The primary driver for this functionality was to support SQL Servers stringent requirements for integrating the CLR into SQL Server 2005. Probably so that others could use and likely for legal reasons this deep integration was published as a hosting API but the technical requirements were SQL Servers. Remember that in SQL Server, MTBF is measured in months not hours and the process restarting because an unhandled exception happened is completely unacceptable.
This MSDN Magazine artical is probably the best one that I've seen describing the technical requirements the constrained execution environment was built for.
The ReliabilityContract is used to decorate your methods to indicate how they operate in terms of potentially asynchronous exceptions (ThreadAbortException, OutOfMemoryException, StackOverflowException). A constrained execution region is defined as a catch or finally (or fault) section of a try block which is immediately preceded by a call to System.Runtime.CompilerServices.RuntimeServices.PrepareConstrainedRegions().
System.Runtime.CompilerServices.RuntimeServices.PrepareConstrainedRegions();
try
{
// this is not constrained
}
catch (Exception e)
{
// this IS a CER
}
finally
{
// this IS ALSO a CER
}
When a ReliabilityContract method is used from within a CER, there are 2 things that happen to it.

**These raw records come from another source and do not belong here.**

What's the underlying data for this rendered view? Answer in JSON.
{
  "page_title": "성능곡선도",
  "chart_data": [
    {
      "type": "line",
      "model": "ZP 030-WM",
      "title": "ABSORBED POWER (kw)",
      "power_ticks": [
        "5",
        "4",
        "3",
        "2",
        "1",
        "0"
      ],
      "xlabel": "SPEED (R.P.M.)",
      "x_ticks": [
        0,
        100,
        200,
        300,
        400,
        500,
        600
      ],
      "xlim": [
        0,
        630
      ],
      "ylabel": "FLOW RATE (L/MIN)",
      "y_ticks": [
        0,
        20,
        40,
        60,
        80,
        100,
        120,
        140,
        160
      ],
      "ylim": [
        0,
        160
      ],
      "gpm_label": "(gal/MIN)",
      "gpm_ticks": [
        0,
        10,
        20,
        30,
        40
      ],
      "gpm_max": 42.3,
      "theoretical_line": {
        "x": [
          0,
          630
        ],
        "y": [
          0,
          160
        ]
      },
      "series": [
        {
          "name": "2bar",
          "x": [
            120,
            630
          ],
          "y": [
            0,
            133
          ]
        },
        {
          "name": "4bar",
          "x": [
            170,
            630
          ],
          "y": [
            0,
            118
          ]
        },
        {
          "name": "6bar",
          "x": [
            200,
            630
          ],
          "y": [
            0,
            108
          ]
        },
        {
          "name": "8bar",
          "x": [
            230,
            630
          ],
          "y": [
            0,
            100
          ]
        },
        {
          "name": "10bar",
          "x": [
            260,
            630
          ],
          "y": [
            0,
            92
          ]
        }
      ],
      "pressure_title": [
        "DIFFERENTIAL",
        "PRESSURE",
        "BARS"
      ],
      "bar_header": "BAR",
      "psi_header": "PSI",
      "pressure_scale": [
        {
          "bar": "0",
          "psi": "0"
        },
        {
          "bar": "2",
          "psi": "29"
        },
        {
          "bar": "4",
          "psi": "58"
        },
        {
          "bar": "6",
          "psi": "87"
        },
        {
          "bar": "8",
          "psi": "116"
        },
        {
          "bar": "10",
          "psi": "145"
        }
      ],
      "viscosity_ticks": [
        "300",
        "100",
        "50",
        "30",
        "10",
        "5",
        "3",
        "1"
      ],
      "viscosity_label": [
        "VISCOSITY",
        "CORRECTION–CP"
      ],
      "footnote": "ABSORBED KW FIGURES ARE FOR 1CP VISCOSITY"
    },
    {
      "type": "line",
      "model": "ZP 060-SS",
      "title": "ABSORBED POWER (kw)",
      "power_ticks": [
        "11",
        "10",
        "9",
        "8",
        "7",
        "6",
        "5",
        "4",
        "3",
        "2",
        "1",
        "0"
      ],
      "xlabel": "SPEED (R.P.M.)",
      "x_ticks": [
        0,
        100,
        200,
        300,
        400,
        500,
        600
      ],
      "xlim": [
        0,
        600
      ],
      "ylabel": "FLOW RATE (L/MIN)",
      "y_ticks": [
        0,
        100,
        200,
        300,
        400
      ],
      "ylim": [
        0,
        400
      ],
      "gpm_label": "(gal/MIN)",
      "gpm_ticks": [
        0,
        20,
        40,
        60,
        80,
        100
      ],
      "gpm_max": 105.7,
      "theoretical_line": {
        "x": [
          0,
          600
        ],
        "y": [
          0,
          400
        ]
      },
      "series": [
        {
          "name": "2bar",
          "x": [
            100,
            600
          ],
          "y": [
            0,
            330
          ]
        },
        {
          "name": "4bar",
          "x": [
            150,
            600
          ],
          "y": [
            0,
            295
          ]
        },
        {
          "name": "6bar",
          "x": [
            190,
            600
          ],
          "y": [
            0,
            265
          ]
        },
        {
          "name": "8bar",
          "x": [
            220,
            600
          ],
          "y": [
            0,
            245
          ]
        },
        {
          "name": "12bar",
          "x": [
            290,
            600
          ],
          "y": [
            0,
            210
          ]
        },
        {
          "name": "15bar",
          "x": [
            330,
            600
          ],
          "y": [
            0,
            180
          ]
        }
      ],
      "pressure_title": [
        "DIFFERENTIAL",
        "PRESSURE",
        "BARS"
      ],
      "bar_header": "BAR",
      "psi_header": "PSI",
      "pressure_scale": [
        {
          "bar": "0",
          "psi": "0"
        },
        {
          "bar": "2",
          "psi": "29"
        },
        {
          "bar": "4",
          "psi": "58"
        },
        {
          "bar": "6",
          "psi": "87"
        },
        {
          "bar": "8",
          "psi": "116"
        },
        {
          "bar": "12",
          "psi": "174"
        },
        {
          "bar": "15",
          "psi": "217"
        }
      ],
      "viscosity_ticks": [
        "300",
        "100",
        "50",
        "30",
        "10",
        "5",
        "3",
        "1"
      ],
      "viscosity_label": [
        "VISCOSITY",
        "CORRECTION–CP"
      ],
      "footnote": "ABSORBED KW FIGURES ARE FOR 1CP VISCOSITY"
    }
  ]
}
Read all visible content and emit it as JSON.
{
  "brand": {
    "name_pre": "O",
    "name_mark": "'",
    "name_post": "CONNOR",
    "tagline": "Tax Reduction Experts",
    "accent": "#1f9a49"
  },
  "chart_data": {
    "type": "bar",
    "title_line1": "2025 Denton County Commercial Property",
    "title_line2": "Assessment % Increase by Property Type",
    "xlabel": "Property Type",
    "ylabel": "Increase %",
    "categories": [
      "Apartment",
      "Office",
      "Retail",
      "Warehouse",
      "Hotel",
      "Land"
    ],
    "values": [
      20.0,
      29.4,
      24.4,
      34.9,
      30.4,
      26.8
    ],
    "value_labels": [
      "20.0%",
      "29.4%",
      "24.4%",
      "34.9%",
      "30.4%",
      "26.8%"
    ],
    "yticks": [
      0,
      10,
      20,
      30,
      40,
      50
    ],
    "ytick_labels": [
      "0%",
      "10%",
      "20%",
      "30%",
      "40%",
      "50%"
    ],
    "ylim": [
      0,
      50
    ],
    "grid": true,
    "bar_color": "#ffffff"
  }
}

The method will be pre-prepared by the JIT so that it won't invoke the JIT compiler the first time it's executed which could try to use memory itself and cause it's own exceptions. Also while inside of a CER the runtime promises not to throw a ThreadAbort exception and will wait to throw the exception until after the CER has completed.
So back to your question; I'm still trying to come up with a simple code sample that will directly answer your question. As you may have already guessed though, the simplest sample is going to require quite a lot of code given the asynchronous nature of the problem and will likely be SQLCLR code because that is the environment which will use CERs for the most benefit.